In correspondence play it may be appropriate to have the same sort of repertoire, or it may be okay to have a broader repertoire due to the availability of chess databases. However, a third option may be useful for some players and that would be to study your opponent and prepare something for each single game.
In my case I have flirted with 1.e4 and 1.d4, as Black I have recently been using the Caro Kan defence against e4 and the Slav defences against d4. I have previously used the French defence and the Nimzo Indian defence with some decent results. I never really felt comfortable with the French so switched to the Ca oKan after purchasing a great book by Jovanka Houska which recommends the following against the popular Advance Variation, 1.e4 c6. 2.d4 d5, 3.e5 c5
The basic idea behind a repertoire is that you narrow your deep learning so as to give you a better chance of remembering theory, hopefully this translates into better results.
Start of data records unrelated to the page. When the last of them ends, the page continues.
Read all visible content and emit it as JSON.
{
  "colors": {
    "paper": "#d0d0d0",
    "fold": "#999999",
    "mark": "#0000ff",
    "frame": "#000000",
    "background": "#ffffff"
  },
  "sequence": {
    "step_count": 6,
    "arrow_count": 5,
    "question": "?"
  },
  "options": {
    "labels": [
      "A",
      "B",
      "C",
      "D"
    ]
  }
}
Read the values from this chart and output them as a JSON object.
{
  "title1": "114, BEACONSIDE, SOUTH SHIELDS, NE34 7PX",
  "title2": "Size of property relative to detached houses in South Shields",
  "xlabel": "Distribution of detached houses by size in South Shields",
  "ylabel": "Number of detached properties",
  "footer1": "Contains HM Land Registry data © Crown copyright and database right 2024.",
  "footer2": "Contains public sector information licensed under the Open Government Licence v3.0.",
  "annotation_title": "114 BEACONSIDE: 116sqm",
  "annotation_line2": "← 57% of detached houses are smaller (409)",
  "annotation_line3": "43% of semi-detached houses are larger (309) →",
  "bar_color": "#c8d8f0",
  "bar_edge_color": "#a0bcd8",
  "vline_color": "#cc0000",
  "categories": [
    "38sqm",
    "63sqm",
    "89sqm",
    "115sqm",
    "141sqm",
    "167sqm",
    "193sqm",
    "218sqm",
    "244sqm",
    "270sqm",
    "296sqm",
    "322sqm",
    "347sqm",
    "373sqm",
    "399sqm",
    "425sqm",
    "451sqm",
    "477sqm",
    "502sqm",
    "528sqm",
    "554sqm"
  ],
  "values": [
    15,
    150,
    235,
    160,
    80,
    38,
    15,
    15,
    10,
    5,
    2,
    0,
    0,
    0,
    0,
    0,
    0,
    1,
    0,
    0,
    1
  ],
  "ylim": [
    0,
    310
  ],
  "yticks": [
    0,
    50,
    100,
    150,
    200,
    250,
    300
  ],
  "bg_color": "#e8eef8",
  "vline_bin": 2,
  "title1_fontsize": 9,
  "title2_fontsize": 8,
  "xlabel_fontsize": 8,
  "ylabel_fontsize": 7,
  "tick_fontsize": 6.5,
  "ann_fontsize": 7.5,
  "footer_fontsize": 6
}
Looking ahead I will go through my games and see what is working and what is not. In truth I should know but I don’t. I prefer to play 1.e4 but think 1.d4 does slightly better, I also prefer to play the Ruy Lopez / Spanish as White whilst as Black I like to play the Nimzo Indian against 1.d4 and the Caro kan against 1.e4.
The big questions for me:
- How does my White repertoire score?
- How does my Black repertoire score?
- How does my repertoire compare against higher rated players?
I ask the third question of myself as perhaps better opening choices may help me improve my results. I know that a lot of high players use the Sicilian Defence as Black which is not something I am often seen playing, perhaps some analysis of repertoires will help me decide how to approach the next few tournaments.
Against all this it is necessary to remain aware that a decent database will allow any opponent to effectively combat any opening surprises you may choose, hence it is probably best to stick to what suits your style, not choose something hoping to catch an opponent out.